Und Erlangens gegenwärtig entstehender Verkehrsentwicklungsplan, der eine Reichweite bis ins Jahr 2030 und darüber hinaus für sich proklamiert, will genau dies: eine umwelt- und menschenfreundliche Mobilität, die als Lust und nicht als Last empfunden wird.

Knoflacher und Ahrens lassen auch keine Zweifel daran aufkommen, dass sich die Lebensverhältnisse bessern, wenn die Nutzung des Automobils (das sie auch nicht verteufeln wollen) einer neuen Zweckrationalität untergeordnet wird. Ahrens hat ein schönes Beispiel für Lernprozesse in der Bevölkerung: „Die Einwohner sind bei Fußgängerzonen immer zwei Mal dagegen: Erstmals, wenn sie eingeführt werden, zum zweiten Mal, wenn man sie ihnen wieder wegnehmen will.“

Zeit auf der Seite

Und er und Knoflacher bringen zahlreiche Beispiele dafür, dass verkehrsberuhigte (Innen-)Städte innerhalb kürzester Zeit den einstigen erbitterten Widerstand dagegen haben verstummen lassen, dass selbst maßvolle Veränderungen (weniger Fahrspuren, gemeinsame Verkehrsbereiche für alle Verkehrsarten) ein freundlicheres Klima schaffen.

Und sie sehen die Zeit auf ihrer Seite. Die junge Generation sei weit weniger Auto-affin als die Älteren, der öffentliche Nahverkehr gewinne an Attraktivität bei der „Generation Smartphone“, es gebe Großstädte wie Berlin, in denen mehr als die Hälfte aller Haushalte ohne Auto auskomme.

Und Firmen und große Einrichtungen (wie Unis) könnten Einfluss nehmen, indem sie ihren Mitarbeitern und Besuchern den öffentlichen Verkehr schmackhaft(er) machten.
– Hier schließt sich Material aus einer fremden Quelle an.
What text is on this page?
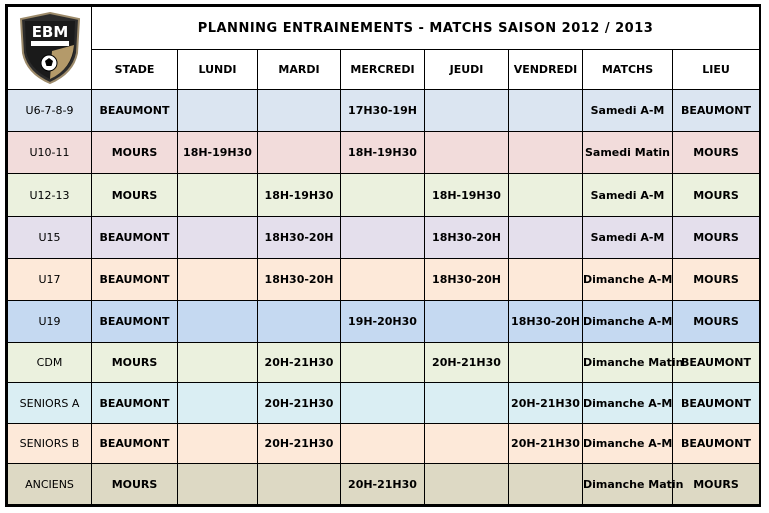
EBM	PLANNING ENTRAINEMENTS - MATCHS SAISON 2012 / 2013							
	STADE	LUNDI	MARDI	MERCREDI	JEUDI	VENDREDI	MATCHS	LIEU
U6-7-8-9	BEAUMONT			17H30-19H			Samedi A-M	BEAUMONT
U10-11	MOURS	18H-19H30		18H-19H30			Samedi Matin	MOURS
U12-13	MOURS		18H-19H30		18H-19H30		Samedi A-M	MOURS
U15	BEAUMONT		18H30-20H		18H30-20H		Samedi A-M	MOURS
U17	BEAUMONT		18H30-20H		18H30-20H		Dimanche A-M	MOURS
U19	BEAUMONT			19H-20H30		18H30-20H	Dimanche A-M	MOURS
CDM	MOURS		20H-21H30		20H-21H30		Dimanche Matin	BEAUMONT
SENIORS A	BEAUMONT		20H-21H30			20H-21H30	Dimanche A-M	BEAUMONT
SENIORS B	BEAUMONT		20H-21H30			20H-21H30	Dimanche A-M	BEAUMONT
ANCIENS	MOURS			20H-21H30			Dimanche Matin	MOURS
Firmennahe Parkplätze als „Gehaltszusatz“ verböten sich dann allerdings.

Der Erlanger VEP wird weiterentwickelt. Demnächst mit einer Studie zum Autoverkehr in der Stadt. Wohin die Reise gehen könnte, haben diesmal zwei Verkehrsforscher skizziert. Der Beifall war unüberhörbar.